Monday, 6 August 2007

Protect Your Writing Time

There have been a few posts recently on other screenwriting blogs about working methods, and about how much material the conscientious writer should be aiming to produce in a given time. They’ve got me calculating how many hours I spend per week writing.

Currently - although I do arrange periodical holidays and sabbaticals where I just write - I am commuting to That Fancy London™ every weekday to earn a living. I’m disciplined and write for an hour on the train each way, with a day off to read the trades or a book. Let’s call it eight hours per week on average. At lunch, I do another hour – I know it’s absolute madness, and I should give my eyes a rest from staring at a monitor, but I need that lunch hour’s writing, I do. Sometimes, I have Day Job work keeping me busy through lunch, but that averages out only one day a week: another four hours for my running total.

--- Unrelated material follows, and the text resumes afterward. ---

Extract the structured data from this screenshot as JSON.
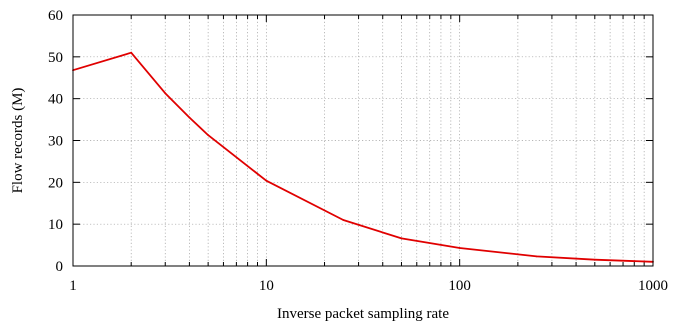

My hours after work, and at weekends, are more tricky. My family has to come first, and they deserve my maximum attention. At the moment - and it seems to be working out - I do about an hour and a half every night in front of the computer – half an hour of that will be catching up on e-mail and blog stuff. So, that’s another five hours proper writing to add to the total. Weekends have to be flexible. I try to do some writing every day, but it can be impossible. Sometimes, of course, I do nothing but write from dawn till dusk, without pausing to eat or wash or make conversation. My wife loves those days, as you can imagine. I think it probably averages out to about 7 hours per weekend, throughout the year.

So, that’s 24 hours per week in total. One day. It doesn’t seem enough, but it’s all I have. “Protect your writing time”, as William Goldman decreed: a less famous, but probably more important sound-bite than “Nobody Knows Anything”. As for how much work you can produce in that time, I think it’s pointless to even think about. I realise from meeting other writers that we never feel that we’ve done enough. And long may that itch to produce continue: after all, when we think we’ve done enough we might as well just stop.


Piers said...

Assuming an eight hour working day, like they do in Real Jobs, and that comes to three days, not one.

Three and a half, if you consider the lunch hour.

Stuart Perry said...

True, Piers, and thanks for making me feel better about it! It's just the curse of "never enough" affecting my judgement.

Dan Owen said...

This got me thinking: how many writers in the "scribosphere" have day jobs? I'm guessing it's the majority, but it would be interesting to see if there's a correlation between writing success and how many hours you put in?

I'd say untalented people writing 24/7 will always be trumped by talented people working a third of that time... but what about good writers working 24/7 vesus great writers scribbling away only at weekends?

Stuart Perry said...

A lot, I think is the answer, Dan. But some of those day jobs are in writing of another kind: books, journalism, etc. And some people freelance in other fields, and have down time where they solely write.

I hold to the slightly romantic idea that talent will out given time. But how much time? There's the rub.

Like your Media Digest blog, by the way.